New year is a time for making resolutions and while many pledges to join a gym or take up a new hobby don’t make it to February, there are some more practical goals that can not only be fulfilled, but come with implications that could literally last beyond your own lifetime.
Making a will is one of these. Like so many other necessary tasks, it can easily be put on a long ‘to do’ list that somehow never gets completed. Some people may make it a priority if they are terminally ill and know their time is short, but a great many others do not get that opportunity, not least those who are not mentally competent to do so as the end nears.
The upshot is that almost half of Britons could die intestate, with this carrying some significant implications.
On the one hand, it may come as a relief to know that there are clear rules in place for such situations, including a defined list of priority for who gets to inherit and estate.
This begins with any surviving spouse or civil partner where there are no children, while surviving children of someone not married at the time of death (including adopted children) will be first in line in that instance. For those without children and not married, any surviving parents will be first in line, followed by siblings.

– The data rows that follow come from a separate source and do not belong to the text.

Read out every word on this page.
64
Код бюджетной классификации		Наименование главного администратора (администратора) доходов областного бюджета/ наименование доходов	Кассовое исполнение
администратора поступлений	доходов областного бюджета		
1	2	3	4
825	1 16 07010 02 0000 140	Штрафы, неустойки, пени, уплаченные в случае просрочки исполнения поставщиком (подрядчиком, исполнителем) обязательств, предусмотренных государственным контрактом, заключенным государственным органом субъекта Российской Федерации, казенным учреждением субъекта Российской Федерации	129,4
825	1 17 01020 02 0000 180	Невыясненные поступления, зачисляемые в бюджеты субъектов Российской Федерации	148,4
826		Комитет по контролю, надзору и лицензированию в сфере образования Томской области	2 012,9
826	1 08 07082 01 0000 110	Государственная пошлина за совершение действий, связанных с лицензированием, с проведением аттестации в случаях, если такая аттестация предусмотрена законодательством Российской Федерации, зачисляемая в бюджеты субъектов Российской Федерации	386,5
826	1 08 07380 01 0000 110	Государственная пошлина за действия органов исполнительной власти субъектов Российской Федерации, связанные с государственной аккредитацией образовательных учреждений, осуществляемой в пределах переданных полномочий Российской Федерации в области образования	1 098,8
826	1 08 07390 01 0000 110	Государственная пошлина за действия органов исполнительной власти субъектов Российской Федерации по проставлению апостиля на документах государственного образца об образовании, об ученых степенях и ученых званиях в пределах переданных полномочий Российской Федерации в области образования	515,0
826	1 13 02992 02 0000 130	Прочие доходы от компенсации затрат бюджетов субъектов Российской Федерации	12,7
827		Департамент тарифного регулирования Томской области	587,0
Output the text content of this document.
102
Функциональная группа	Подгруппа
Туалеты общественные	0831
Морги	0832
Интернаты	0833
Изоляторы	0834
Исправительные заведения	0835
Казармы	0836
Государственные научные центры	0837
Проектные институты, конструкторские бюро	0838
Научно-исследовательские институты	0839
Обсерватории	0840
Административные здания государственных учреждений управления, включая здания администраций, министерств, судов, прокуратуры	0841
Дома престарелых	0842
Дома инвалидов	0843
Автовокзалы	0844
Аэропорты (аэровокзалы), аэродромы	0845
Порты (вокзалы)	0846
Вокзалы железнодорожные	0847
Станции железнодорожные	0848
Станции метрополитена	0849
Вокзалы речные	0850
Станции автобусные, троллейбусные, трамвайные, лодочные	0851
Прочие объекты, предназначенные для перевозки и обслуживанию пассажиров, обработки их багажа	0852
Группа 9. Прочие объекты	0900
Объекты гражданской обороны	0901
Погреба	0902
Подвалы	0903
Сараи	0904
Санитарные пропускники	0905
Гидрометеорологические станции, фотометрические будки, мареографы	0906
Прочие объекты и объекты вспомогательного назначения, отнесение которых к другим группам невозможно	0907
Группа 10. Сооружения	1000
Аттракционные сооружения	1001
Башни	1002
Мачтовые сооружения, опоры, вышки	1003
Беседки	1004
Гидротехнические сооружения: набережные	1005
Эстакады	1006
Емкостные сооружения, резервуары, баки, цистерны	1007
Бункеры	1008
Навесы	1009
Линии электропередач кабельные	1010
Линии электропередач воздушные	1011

Estates could also be subject to inheritance tax, especially if there is no will to make provision for money to be held in trust in a way that shields it from this tax.
While all this may be logical, everyone should ask themselves if this is what they really want. If not, the will should set out exactly who should get what from the estate, including individuals or organisations (such as charities) that would not benefit in cases of intestacy.
Finally, it is just as important to update a will, as changes such as getting married since it was made can invalidate it.
Nobody knows what 2022 will bring for all of us, but just in case it is the worst, it is wise to make sure an up-to-date will is in place, just in case.